おぼえるが、かんじん

ねこのごんごん」(大道あや/作・絵 福音館書店)を古本で手に入れた。
ひとりでゆっくり声に出して読んでみた。

いいなあ。


名前のなかった野良のちび猫に、家猫のちょんは「ごんごん」と名付けてやる。
ちょんが、いいんだなあ。
甘やかすでなく、かといってほっとくでもなく、ちゃんと動物らしくシビアに存在しながらごんごんを見守っている。

くりかえしちょんが言う、
「なにごともじぶんでおぼえるがかんじん、わかったか。」
この言葉。

私の心にも、沁みてくる。

絵もいいなあ。

最初と最後では、ごんごんが全然違う。
最後は、立派な大人の若い猫だ。


ここには、もうひとり、犬の「のん」が出てくる。

のんは、ちょんがいる時はあまり目立っていない。

でも、ちょんがいなくなってからは、下に思っているごんごんにあれこれ指図しだす。

のんは、ちょんの口癖だった「なにごともじぶんでおぼえるがかんじん」を真似して言う。

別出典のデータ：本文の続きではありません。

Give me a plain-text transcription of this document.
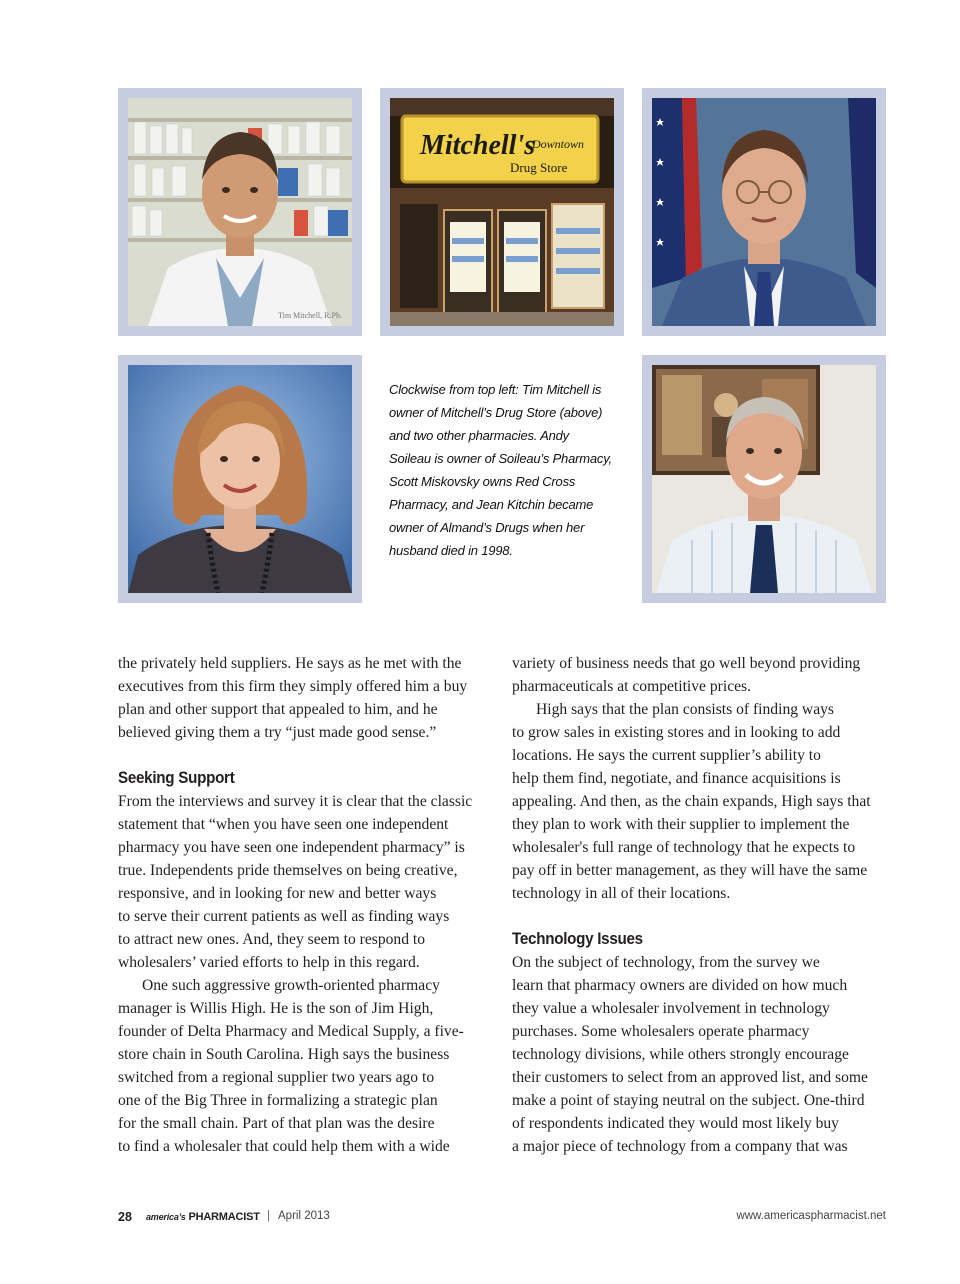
Tim Mitchell, R.Ph.
Mitchell's
Downtown
Drug Store
Clockwise from top left: Tim Mitchell is
owner of Mitchell’s Drug Store (above)
and two other pharmacies. Andy
Soileau is owner of Soileau’s Pharmacy,
Scott Miskovsky owns Red Cross
Pharmacy, and Jean Kitchin became
owner of Almand’s Drugs when her
husband died in 1998.
the privately held suppliers. He says as he met with the
executives from this firm they simply offered him a buy
plan and other support that appealed to him, and he
believed giving them a try “just made good sense.”
Seeking Support
From the interviews and survey it is clear that the classic
statement that “when you have seen one independent
pharmacy you have seen one independent pharmacy” is
true. Independents pride themselves on being creative,
responsive, and in looking for new and better ways
to serve their current patients as well as finding ways
to attract new ones. And, they seem to respond to
wholesalers’ varied efforts to help in this regard.
One such aggressive growth-oriented pharmacy
manager is Willis High. He is the son of Jim High,
founder of Delta Pharmacy and Medical Supply, a five-
store chain in South Carolina. High says the business
switched from a regional supplier two years ago to
one of the Big Three in formalizing a strategic plan
for the small chain. Part of that plan was the desire
to find a wholesaler that could help them with a wide
variety of business needs that go well beyond providing
pharmaceuticals at competitive prices.
High says that the plan consists of finding ways
to grow sales in existing stores and in looking to add
locations. He says the current supplier’s ability to
help them find, negotiate, and finance acquisitions is
appealing. And then, as the chain expands, High says that
they plan to work with their supplier to implement the
wholesaler's full range of technology that he expects to
pay off in better management, as they will have the same
technology in all of their locations.
Technology Issues
On the subject of technology, from the survey we
learn that pharmacy owners are divided on how much
they value a wholesaler involvement in technology
purchases. Some wholesalers operate pharmacy
technology divisions, while others strongly encourage
their customers to select from an approved list, and some
make a point of staying neutral on the subject. One-third
of respondents indicated they would most likely buy
a major piece of technology from a company that was
28 america’s PHARMACIST | April 2013	www.americaspharmacist.net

でも、ごんごんは、口だけで何も動こうとしない、のんをしっかり見抜いている。

ちょんという、立派な人格に触れて、何が本当か見極める力が育ったのだ。


ちょんは、生きぬいていく力を、ごんごんの内にちゃんとともしていったのだ。
自分で考えさせることで。


若いものに引き継ぐとは、どういうことか。
自分で覚える時に起こる、さまざまなマイナスの現象で良しあしを決めず、もっと先を見る。

いまの教育に最も必要で、最も危うくなっているものが、「ねこのごんごん」のなかにあるように感じた。